Um trabalho publicado na plataforma de preprints SSRN sobre um potencial tratamento contra o novo coronavírus chamou a atenção da bióloga holandesa Elizabeth Bik, que mantém um blog sobre integridade científica. O título do manuscrito resume uma promessa extraordinária: “Melhoria clínica dramática em nove pacientes idosos com doenças agudas consecutivas com Covid-19 tratados com um coquetel de mononucleotídeo de nicotinamida (NMN)”. Bik foi investigar e, mesmo antes de entrar no mérito dos resultados, encontrou indícios de má conduta. O estudo foi feito sem o aval de um comitê de ética institucional, o que é obrigatório nos Estados Unidos para tratamentos ainda não chancelados pela agência regulatória Food and Drug Administration (FDA).

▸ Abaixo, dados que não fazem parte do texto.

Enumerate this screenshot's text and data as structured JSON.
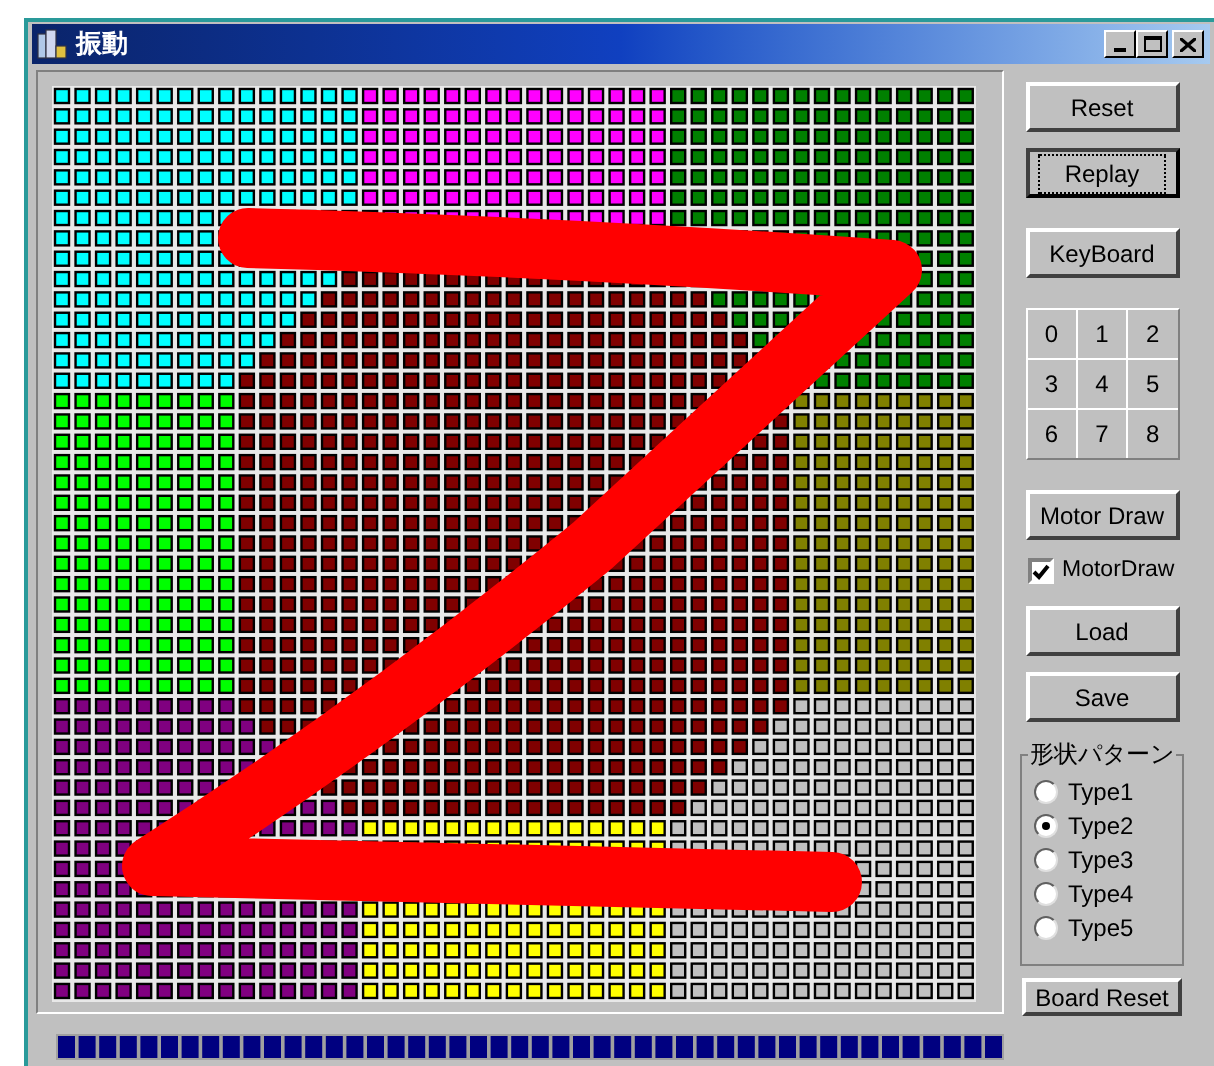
{
  "window": {
    "title": "振動"
  },
  "buttons_top": [
    {
      "label": "Reset",
      "focused": false
    },
    {
      "label": "Replay",
      "focused": true
    },
    {
      "label": "KeyBoard",
      "focused": false
    }
  ],
  "keypad": [
    "0",
    "1",
    "2",
    "3",
    "4",
    "5",
    "6",
    "7",
    "8"
  ],
  "motor_draw_button": {
    "label": "Motor Draw"
  },
  "motor_draw_checkbox": {
    "label": "MotorDraw",
    "checked": true
  },
  "buttons_mid": [
    {
      "label": "Load"
    },
    {
      "label": "Save"
    }
  ],
  "shape_pattern": {
    "title": "形状パターン",
    "options": [
      {
        "label": "Type1",
        "selected": false
      },
      {
        "label": "Type2",
        "selected": true
      },
      {
        "label": "Type3",
        "selected": false
      },
      {
        "label": "Type4",
        "selected": false
      },
      {
        "label": "Type5",
        "selected": false
      }
    ]
  },
  "board_reset_button": {
    "label": "Board Reset"
  }
}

Mais: o autor, o médico Robert Huizenga, deixou de informar na declaração de conflito de interesses que o coquetel em questão é produzido por uma empresa de seu irmão, Joel Huizenga, que também depositou um pedido de patente para explorar o produto, propagandeado como uma “fonte da juventude”. O principal composto do coquetel, o NMN, é um suplemento alimentar vendido na internet.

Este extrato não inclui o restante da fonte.